If you don’t want to incorporate the protocol, you can do the Quick Write like this: If your class is 45 minutes, estimate 10 for reading the text (a portion or short text), 10-15 for writing (watch the kids and extend time if they seem into this writing), and then students share what they wrote. Be flexible β€” maybe one group needs more time, so let the other groups do table shares instead.
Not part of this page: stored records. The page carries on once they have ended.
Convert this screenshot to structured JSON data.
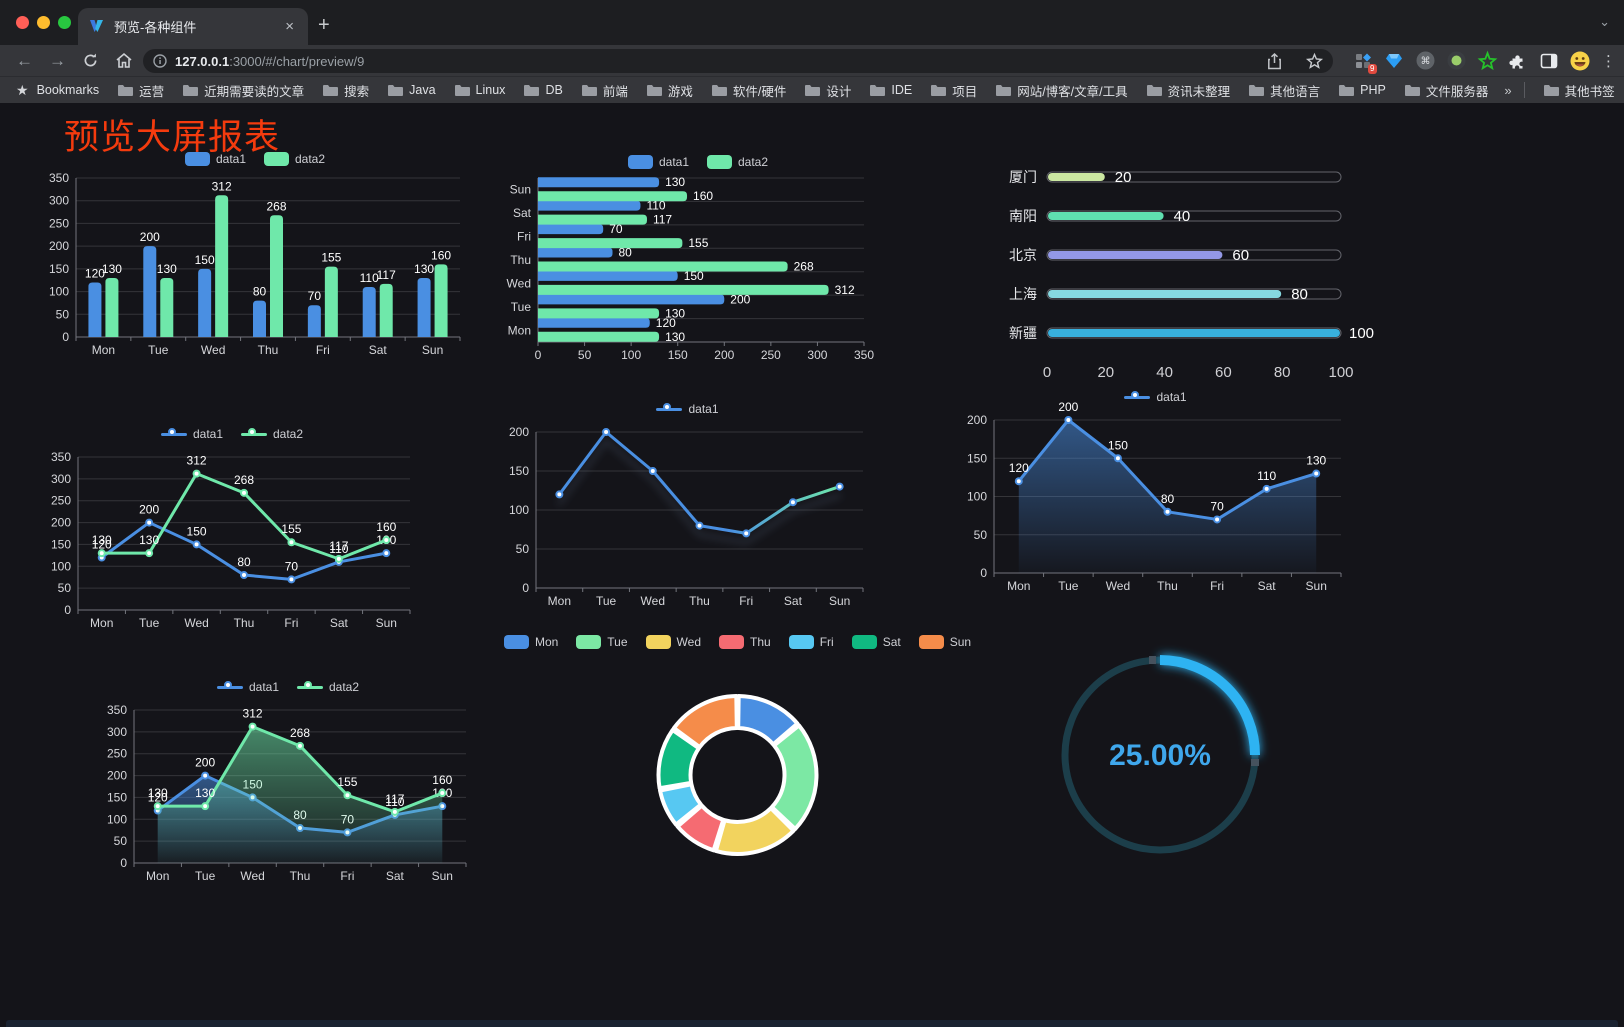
{
  "browser": {
    "tab": {
      "title": "预览-各种组件"
    },
    "icons": {
      "close": "×",
      "new_tab": "+",
      "tab_search": "⌄",
      "back": "←",
      "forward": "→",
      "menu": "⋮",
      "overflow": "»",
      "bookmarks_star": "★"
    },
    "url": {
      "host": "127.0.0.1",
      "rest": ":3000/#/chart/preview/9"
    },
    "extension_badge": "9",
    "bookmarks_label": "Bookmarks",
    "bookmarks": [
      "运营",
      "近期需要读的文章",
      "搜索",
      "Java",
      "Linux",
      "DB",
      "前端",
      "游戏",
      "软件/硬件",
      "设计",
      "IDE",
      "项目",
      "网站/博客/文章/工具",
      "资讯未整理",
      "其他语言",
      "PHP",
      "文件服务器"
    ],
    "other_bookmarks": "其他书签"
  },
  "page": {
    "title": "预览大屏报表",
    "title_color": "#f43b0e",
    "background": "#141419"
  },
  "palette": {
    "blue": "#4a8fe2",
    "green": "#6fe8aa",
    "axis_label": "#d6d7db",
    "grid": "rgba(255,255,255,0.14)",
    "axis_line": "#73757d",
    "value_label": "#ffffff"
  },
  "chart_data": [
    {
      "id": "bar1",
      "type": "bar",
      "categories": [
        "Mon",
        "Tue",
        "Wed",
        "Thu",
        "Fri",
        "Sat",
        "Sun"
      ],
      "series": [
        {
          "name": "data1",
          "color": "#4a8fe2",
          "values": [
            120,
            200,
            150,
            80,
            70,
            110,
            130
          ]
        },
        {
          "name": "data2",
          "color": "#6fe8aa",
          "values": [
            130,
            130,
            312,
            268,
            155,
            117,
            160
          ]
        }
      ],
      "ylim": [
        0,
        350
      ],
      "interval": 50,
      "legend_position": "top",
      "grid": true
    },
    {
      "id": "hbar1",
      "type": "bar-horizontal",
      "categories": [
        "Mon",
        "Tue",
        "Wed",
        "Thu",
        "Fri",
        "Sat",
        "Sun"
      ],
      "series": [
        {
          "name": "data1",
          "color": "#4a8fe2",
          "values": [
            120,
            200,
            150,
            80,
            70,
            110,
            130
          ]
        },
        {
          "name": "data2",
          "color": "#6fe8aa",
          "values": [
            130,
            130,
            312,
            268,
            155,
            117,
            160
          ]
        }
      ],
      "xlim": [
        0,
        350
      ],
      "interval": 50,
      "legend_position": "top",
      "grid": true
    },
    {
      "id": "progress1",
      "type": "progress-bars",
      "items": [
        {
          "label": "厦门",
          "value": 20,
          "color": "#cbe7a1"
        },
        {
          "label": "南阳",
          "value": 40,
          "color": "#5fe0b0"
        },
        {
          "label": "北京",
          "value": 60,
          "color": "#9398e6"
        },
        {
          "label": "上海",
          "value": 80,
          "color": "#86d8e0"
        },
        {
          "label": "新疆",
          "value": 100,
          "color": "#38b0dd"
        }
      ],
      "xticks": [
        0,
        20,
        40,
        60,
        80,
        100
      ]
    },
    {
      "id": "line2",
      "type": "line",
      "categories": [
        "Mon",
        "Tue",
        "Wed",
        "Thu",
        "Fri",
        "Sat",
        "Sun"
      ],
      "series": [
        {
          "name": "data1",
          "color": "#4a8fe2",
          "values": [
            120,
            200,
            150,
            80,
            70,
            110,
            130
          ]
        },
        {
          "name": "data2",
          "color": "#6fe8aa",
          "values": [
            130,
            130,
            312,
            268,
            155,
            117,
            160
          ]
        }
      ],
      "ylim": [
        0,
        350
      ],
      "interval": 50,
      "labels": true,
      "legend_position": "top"
    },
    {
      "id": "lineGrad",
      "type": "line",
      "categories": [
        "Mon",
        "Tue",
        "Wed",
        "Thu",
        "Fri",
        "Sat",
        "Sun"
      ],
      "series": [
        {
          "name": "data1",
          "color": "#4a8fe2",
          "gradient": [
            "#4a8fe2",
            "#6fe8aa"
          ],
          "shadow": true,
          "values": [
            120,
            200,
            150,
            80,
            70,
            110,
            130
          ]
        }
      ],
      "ylim": [
        0,
        200
      ],
      "interval": 50,
      "labels": false,
      "legend_position": "top"
    },
    {
      "id": "area1",
      "type": "line",
      "categories": [
        "Mon",
        "Tue",
        "Wed",
        "Thu",
        "Fri",
        "Sat",
        "Sun"
      ],
      "series": [
        {
          "name": "data1",
          "color": "#4a8fe2",
          "area": true,
          "values": [
            120,
            200,
            150,
            80,
            70,
            110,
            130
          ]
        }
      ],
      "ylim": [
        0,
        200
      ],
      "interval": 50,
      "labels": true,
      "legend_position": "top"
    },
    {
      "id": "area2",
      "type": "line",
      "categories": [
        "Mon",
        "Tue",
        "Wed",
        "Thu",
        "Fri",
        "Sat",
        "Sun"
      ],
      "series": [
        {
          "name": "data1",
          "color": "#4a8fe2",
          "area": true,
          "values": [
            120,
            200,
            150,
            80,
            70,
            110,
            130
          ]
        },
        {
          "name": "data2",
          "color": "#6fe8aa",
          "area": true,
          "values": [
            130,
            130,
            312,
            268,
            155,
            117,
            160
          ]
        }
      ],
      "ylim": [
        0,
        350
      ],
      "interval": 50,
      "labels": true,
      "legend_position": "top"
    },
    {
      "id": "pie1",
      "type": "pie",
      "style": "donut",
      "legend_position": "top",
      "items": [
        {
          "name": "Mon",
          "value": 120,
          "color": "#4a8fe2"
        },
        {
          "name": "Tue",
          "value": 200,
          "color": "#7ce8a4"
        },
        {
          "name": "Wed",
          "value": 150,
          "color": "#f2d35e"
        },
        {
          "name": "Thu",
          "value": 80,
          "color": "#f56b72"
        },
        {
          "name": "Fri",
          "value": 70,
          "color": "#57c8f2"
        },
        {
          "name": "Sat",
          "value": 110,
          "color": "#10b981"
        },
        {
          "name": "Sun",
          "value": 130,
          "color": "#f58c4a"
        }
      ]
    },
    {
      "id": "gauge1",
      "type": "gauge",
      "value": 25,
      "display": "25.00%",
      "arc_color": "#2db3f2",
      "track_color": "#1c3e4a",
      "text_color": "#3fa7ec"
    }
  ]
}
If you do want to develop collaboration and agency with a protocol like ours, or use the same text for lessons throughout the week, you can plan like this:

Day 1 Lesson: Introduce the quick write text by reading it aloud expressively as they read along. I focus my Day 1 instruction on coaching students through the protocol as they examine the text on their own. The reason I do this with multilingual learners is to give them time to experience the text from their perspective and to have time to read for comprehension. Note: I rarely choose a text that is longer than a page.
  • Students read in groups of 2-5 collaboratively annotating and discussing the text (see our protocol in the first post). About 10 minutes.Β 
  • As they do this, teacher listens in to groups, coaches as needed, focusing on being collaborative/actively annotating. I also use this time to observe what students are noticing about the text, help with any misconceptions due to things like idioms or cultural connotation of words tripping them up.
  • Students select whatever inspired them and begin writing. About 10 minutes.Β Teacher can also begin writing (on the doc camera if you know it won’t distract them, or I just sit at a table to write collaboratively with students visibly struggling).
  • Students share their writing and what inspired them (use the document camera if you have one for students to follow along).Β 
  • We look again at the text to discuss what parts inspired them and why, and I annotate on a copy of the text (for follow-up lessons).
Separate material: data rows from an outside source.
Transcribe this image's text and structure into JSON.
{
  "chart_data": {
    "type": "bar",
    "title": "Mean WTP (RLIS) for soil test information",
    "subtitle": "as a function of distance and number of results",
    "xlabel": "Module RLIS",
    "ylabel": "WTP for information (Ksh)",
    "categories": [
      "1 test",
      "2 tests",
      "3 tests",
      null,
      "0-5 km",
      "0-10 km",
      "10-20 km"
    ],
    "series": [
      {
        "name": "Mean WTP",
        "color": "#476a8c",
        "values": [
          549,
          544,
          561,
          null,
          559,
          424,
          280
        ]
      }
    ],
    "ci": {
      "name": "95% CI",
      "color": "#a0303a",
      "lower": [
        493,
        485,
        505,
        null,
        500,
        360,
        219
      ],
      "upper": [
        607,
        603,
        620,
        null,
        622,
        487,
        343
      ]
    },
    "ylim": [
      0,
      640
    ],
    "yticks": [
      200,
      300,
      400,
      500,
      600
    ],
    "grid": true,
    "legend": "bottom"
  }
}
Day 2: Teacher follows into what students noticed from the Quick Write Text to teach 1-2 techniques to model and students practice.Β 

Day 3: Can repeat day 2 with something else to take from the text or you may feel 2 days was enough and you want to move onto another text or lesson. You can also do a lesson on how to use their quick writes to revise for a more polished piece.

I recommend that the next quick write text that follow should be similar in some way –something that bears repeating — but allow students to discover the overlaps.

Save these texts as a reference in either a digital archive of these mentors, a physical class binder accessible to all students, or requires students save their annotated copies in a folder. I had a digital archive on Google Classroom as well as laminated annotated copies on a wall. Moving Writers has a Google Drive they share publicly.